Contro la sensazione di sprecare la vita
C’era una sensazione difficile da nominare, ma che talvolta si presentava con chiarezza spiazzante: la sensazione che la vita stesse passando senza lasciare traccia, che le giornate scivolassero via in modo piatto, senza intensità, come una superficie liscia che non riusciva a generare attrito con la mia interiorità.
Era una percezione sottile, ma persistente, e credo che proprio da lì sia nato il mio bisogno di introspezione, di scavare dentro, di capire cosa rende una giornata “vissuta” e cosa invece la svuota.

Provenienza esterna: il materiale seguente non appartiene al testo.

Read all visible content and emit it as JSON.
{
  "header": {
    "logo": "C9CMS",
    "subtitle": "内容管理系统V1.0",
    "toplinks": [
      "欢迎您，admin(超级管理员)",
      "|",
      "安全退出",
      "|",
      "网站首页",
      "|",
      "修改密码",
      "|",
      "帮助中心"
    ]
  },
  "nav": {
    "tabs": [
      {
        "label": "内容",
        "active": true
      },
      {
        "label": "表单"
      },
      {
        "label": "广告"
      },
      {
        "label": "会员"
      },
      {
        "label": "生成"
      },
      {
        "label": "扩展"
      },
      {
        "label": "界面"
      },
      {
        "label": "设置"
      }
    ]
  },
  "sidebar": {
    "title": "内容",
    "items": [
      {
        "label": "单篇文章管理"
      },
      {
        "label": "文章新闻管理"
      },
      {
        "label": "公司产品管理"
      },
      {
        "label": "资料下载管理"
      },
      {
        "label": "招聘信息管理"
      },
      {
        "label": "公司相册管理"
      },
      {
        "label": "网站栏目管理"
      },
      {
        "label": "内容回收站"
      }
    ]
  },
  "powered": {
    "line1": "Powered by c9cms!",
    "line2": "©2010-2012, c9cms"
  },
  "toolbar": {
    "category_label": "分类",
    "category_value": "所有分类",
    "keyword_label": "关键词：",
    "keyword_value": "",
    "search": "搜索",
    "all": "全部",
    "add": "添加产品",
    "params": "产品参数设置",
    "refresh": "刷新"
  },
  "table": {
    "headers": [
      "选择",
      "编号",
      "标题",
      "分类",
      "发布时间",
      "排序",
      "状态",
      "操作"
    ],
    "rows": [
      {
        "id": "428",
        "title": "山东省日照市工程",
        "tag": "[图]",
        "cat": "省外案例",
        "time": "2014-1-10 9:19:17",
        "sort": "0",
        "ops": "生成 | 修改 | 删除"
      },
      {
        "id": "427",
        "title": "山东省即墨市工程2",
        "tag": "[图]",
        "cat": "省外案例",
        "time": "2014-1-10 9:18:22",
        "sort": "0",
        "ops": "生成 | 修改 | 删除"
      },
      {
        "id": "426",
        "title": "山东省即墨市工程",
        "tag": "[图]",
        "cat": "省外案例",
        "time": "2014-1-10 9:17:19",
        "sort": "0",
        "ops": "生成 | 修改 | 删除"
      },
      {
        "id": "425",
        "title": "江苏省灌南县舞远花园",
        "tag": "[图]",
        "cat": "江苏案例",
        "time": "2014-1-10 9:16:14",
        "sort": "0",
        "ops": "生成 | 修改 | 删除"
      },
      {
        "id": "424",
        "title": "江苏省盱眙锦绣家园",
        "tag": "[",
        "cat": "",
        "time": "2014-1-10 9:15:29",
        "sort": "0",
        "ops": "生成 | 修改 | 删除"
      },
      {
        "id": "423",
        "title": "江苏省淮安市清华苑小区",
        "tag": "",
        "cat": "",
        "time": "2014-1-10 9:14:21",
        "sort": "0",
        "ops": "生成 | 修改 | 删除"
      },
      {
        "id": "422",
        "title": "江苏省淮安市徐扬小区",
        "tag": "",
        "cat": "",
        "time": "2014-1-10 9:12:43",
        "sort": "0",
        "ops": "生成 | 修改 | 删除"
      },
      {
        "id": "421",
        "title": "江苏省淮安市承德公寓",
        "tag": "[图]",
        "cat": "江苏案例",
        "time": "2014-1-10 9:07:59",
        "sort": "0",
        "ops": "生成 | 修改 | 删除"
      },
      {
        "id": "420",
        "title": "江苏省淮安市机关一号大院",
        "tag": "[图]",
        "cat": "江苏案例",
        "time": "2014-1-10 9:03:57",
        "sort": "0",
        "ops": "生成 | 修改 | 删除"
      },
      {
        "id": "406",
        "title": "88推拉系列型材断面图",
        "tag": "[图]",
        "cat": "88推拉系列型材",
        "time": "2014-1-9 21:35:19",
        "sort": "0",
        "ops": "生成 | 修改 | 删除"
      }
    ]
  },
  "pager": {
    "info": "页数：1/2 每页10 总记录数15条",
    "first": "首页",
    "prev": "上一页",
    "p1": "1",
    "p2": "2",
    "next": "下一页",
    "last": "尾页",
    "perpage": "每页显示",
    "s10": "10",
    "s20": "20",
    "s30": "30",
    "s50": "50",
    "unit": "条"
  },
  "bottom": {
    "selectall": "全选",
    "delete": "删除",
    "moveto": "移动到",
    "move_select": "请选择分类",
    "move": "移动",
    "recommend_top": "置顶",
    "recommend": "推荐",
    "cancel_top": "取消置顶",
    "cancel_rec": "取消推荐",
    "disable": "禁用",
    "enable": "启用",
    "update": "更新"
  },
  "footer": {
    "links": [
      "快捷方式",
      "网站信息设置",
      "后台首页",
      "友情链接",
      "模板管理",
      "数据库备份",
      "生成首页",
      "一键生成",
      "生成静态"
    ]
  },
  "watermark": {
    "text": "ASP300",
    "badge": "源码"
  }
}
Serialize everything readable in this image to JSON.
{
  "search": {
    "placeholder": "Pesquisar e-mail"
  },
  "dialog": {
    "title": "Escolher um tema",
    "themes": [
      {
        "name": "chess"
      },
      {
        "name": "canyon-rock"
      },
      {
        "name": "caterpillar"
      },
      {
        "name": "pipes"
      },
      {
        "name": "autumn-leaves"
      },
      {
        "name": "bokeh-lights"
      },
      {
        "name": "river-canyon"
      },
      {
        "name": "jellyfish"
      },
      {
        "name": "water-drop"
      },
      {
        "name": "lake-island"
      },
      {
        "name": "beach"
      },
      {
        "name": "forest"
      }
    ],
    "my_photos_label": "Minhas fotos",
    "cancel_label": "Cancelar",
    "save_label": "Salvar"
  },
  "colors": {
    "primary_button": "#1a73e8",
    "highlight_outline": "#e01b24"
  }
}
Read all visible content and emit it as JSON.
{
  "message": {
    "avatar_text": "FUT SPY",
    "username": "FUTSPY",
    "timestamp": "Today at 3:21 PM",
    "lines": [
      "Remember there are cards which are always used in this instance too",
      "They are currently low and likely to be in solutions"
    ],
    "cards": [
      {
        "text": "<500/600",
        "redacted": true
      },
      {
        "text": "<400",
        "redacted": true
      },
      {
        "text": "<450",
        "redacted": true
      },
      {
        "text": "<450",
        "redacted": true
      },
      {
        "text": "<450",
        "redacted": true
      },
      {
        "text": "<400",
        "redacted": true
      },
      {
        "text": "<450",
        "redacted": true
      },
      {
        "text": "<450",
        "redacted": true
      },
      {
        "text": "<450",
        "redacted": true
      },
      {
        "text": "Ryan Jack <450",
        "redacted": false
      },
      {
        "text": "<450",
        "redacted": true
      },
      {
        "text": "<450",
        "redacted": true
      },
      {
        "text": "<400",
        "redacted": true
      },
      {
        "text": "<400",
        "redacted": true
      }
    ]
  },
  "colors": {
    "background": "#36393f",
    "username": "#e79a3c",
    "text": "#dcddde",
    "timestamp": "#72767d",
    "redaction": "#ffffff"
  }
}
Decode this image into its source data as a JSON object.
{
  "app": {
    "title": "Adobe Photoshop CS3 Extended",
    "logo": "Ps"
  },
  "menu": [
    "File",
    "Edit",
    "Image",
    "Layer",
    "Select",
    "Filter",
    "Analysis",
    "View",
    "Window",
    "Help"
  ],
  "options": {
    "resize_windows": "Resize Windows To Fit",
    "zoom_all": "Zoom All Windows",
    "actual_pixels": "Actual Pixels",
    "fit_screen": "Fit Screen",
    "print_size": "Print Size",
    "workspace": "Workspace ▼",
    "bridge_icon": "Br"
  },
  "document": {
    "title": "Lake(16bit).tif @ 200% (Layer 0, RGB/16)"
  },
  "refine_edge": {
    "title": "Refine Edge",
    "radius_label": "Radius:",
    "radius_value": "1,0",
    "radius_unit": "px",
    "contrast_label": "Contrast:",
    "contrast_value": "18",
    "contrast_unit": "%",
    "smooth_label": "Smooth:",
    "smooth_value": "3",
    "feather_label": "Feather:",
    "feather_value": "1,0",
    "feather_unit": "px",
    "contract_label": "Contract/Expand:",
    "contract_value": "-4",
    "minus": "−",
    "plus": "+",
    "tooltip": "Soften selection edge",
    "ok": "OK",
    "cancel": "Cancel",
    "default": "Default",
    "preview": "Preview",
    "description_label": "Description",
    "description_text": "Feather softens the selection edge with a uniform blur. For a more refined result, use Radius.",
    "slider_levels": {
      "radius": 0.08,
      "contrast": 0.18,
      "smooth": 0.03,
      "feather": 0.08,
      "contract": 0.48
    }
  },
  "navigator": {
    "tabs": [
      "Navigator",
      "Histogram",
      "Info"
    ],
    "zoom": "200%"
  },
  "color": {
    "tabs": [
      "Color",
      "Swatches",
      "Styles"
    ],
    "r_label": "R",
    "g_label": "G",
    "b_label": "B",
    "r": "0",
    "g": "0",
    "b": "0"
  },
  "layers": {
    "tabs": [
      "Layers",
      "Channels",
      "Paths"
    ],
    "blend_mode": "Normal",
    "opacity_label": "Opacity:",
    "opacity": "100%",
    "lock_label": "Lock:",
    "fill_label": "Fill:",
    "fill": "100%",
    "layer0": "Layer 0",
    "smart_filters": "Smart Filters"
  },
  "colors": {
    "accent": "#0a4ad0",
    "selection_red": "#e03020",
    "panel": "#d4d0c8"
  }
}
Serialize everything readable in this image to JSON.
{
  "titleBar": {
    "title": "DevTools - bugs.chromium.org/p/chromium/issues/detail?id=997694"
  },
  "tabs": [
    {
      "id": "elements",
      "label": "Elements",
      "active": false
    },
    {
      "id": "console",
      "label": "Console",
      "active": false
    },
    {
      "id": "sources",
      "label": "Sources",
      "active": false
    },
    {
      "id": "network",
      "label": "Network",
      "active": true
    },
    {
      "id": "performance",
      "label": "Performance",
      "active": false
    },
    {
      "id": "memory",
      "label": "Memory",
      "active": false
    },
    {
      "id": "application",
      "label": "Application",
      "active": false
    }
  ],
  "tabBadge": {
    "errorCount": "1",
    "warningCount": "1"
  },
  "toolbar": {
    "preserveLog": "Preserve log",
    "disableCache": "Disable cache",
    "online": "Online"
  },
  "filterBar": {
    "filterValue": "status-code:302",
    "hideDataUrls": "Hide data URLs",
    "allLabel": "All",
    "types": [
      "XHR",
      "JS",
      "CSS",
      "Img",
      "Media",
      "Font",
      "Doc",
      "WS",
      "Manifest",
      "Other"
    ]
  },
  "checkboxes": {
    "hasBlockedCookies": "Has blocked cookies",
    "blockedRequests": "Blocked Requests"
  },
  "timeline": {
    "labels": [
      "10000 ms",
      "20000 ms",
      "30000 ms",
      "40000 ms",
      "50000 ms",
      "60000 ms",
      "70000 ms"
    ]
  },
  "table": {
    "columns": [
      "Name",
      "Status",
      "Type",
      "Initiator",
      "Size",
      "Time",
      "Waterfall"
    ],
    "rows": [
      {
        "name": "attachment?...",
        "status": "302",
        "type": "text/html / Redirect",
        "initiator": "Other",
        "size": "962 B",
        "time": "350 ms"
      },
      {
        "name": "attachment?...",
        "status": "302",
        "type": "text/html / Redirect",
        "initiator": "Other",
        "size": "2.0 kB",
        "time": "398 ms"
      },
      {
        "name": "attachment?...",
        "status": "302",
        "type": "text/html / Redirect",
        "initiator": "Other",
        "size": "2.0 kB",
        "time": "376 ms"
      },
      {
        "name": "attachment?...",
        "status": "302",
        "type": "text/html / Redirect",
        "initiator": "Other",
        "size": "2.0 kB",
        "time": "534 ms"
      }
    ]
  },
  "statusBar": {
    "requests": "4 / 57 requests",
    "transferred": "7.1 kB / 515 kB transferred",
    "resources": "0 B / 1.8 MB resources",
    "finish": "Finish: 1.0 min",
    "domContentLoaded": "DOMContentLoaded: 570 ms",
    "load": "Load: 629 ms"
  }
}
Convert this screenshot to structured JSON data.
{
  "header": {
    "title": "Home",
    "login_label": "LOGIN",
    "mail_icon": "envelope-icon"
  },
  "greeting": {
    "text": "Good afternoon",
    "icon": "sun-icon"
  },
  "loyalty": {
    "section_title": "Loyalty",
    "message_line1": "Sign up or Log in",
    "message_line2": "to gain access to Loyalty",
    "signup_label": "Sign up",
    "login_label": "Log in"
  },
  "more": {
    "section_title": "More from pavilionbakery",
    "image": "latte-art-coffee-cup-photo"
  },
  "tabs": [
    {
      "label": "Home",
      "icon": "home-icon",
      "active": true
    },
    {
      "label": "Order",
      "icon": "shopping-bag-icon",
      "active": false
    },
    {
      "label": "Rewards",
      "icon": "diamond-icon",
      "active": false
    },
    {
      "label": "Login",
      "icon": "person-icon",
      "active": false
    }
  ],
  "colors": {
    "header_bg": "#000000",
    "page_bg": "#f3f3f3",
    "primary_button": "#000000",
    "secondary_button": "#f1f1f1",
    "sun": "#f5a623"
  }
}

Molte persone, quando avvertono questa stessa inquietudine, reagiscono riempiendo: riempiendo il tempo, lo spazio, l’agenda, la mente. Si cerca un rimedio nel movimento, nell’esperienza, nel viaggio, nella novità. E non nego che questa possa essere una strada legittima: ci sono vite intensissime che trovano senso proprio nella varietà, nella scoperta continua, nell’accumulo di esperienze. Ma ho imparato a riconoscere quando questa ricerca nasce davvero da un’urgenza interiore e quando invece è solo una risposta automatica a un’immagine sociale, a una narrazione dominante che ci dice che una vita vera è una vita “piena”, “ricca”, “intensa”, come se si trattasse di spuntare caselle da una check list esistenziale.
Io, invece, ho capito che non ho bisogno di accumulare. Anzi, più cerco densità, meno mi serve varietà. La mia densità si gioca tutta nella qualità della presenza, non nella quantità delle esperienze. Non ho bisogno di fare cose straordinarie per non sentirmi vuoto: mi basta che ciò che faccio, anche se semplice, parta da un’esigenza vera. Che sia lo studio della matematica, la lettura di un romanzo, l’ascolto attento di un disco, l’analisi di un’opera d’arte, o la scrittura su un film che mi ha colpito—quello che conta è che sia un gesto connesso con me, con la mia storia, con il mio sentire più profondo.
In passato, amavo dedicarmi ad attività culturali con una forte componente esterna: organizzare rassegne, curare eventi, progettare festival. C’è stato un tempo in cui mi sarebbe piaciuto fare l’assessore alla cultura, e un altro in cui tentavo di girare piccoli film. Oggi sento un’esigenza diversa, forse più silenziosa ma più radicata: non ho più voglia di “fare” per apparire, per ottenere, per dimostrare. Voglio solo assecondare i moti interiori. Se un giorno sento il desiderio di leggere, lo faccio. Ma non per riempire il tempo, non per combattere la noia, non per darmi un tono: leggo se sento che quelle parole possono entrare in risonanza con me, se avverto che è lì, in quel gesto, che posso abitare la mia giornata.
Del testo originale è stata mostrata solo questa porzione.